Walking toward the exit, I half expected an alarm to sound off as I left the store with the bagged groceries under my arm. Instead, the gate swung open letting me walk back out onto the busy shopping street.

The cashier-less model is not a novelty to British shoppers. Other UK retailers, such as Tesco and Marks & Spencer, have also adopted their own versions. But Amazon’s technology is the only one that does not require customers to scan their shopping items in an app. “Amazon’s concept is game-changing because it’s seamless,” said Berg.

It almost feels like stealing

Deanna Sparks, who was also shopping at the store, shared my sentiment about the cashier-less exit: “It felt quite strange. I felt quite guilty, like I was stealing something.”

The 54-year-old Londoner made the trip to the store after hearing about it on the news. “I wanted to try it and then tell my friends that I went and what it was like,” she said.

None of the other customers I spoke to seemed spooked by the cameras in the store. “I know there are cameras in London everywhere you go, so it’s not something I pay attention to anymore,” shopper Elizabeth Beelur told me.

Beelur was positively surprised by her first visit: “It’s fast and convenient. You can just bag it and go. You don’t have to wait in a queue. You don’t have to get angry or annoyed.”

The start of something big?

Retail expert Richard Hyman thinks that in order to take on British retailers, the tech giant will need to continue to improve the variety of products on offer in its stores. “The real strength of Amazon is in the transaction, it’s essentially a transactional business in a way that most traditional retailers aren’t. What it’s less good at is retailing,” he told me.

As the business model develops, Hyman expects that it will only be a matter of time before Amazon Fresh stores open their doors in other European countries.
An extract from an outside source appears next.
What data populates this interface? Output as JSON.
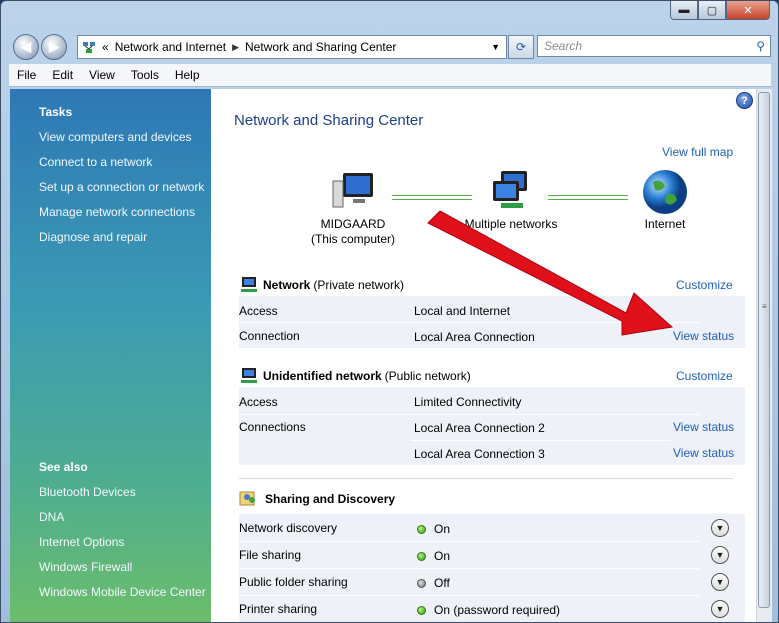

Back home from my Amazon Fresh shopping trip, I prepared a salad with the ingredients I just bought. As I took my first bite, I realized that I had no idea how much I just spent on groceries.

A quick look on the Amazon app revealed everything. After 14:55 minutes in the store, the final bill came in at £15.56 (€18.25; $21.42). The experience felt more like online shopping than a trip to the supermarket and I was ready to eat.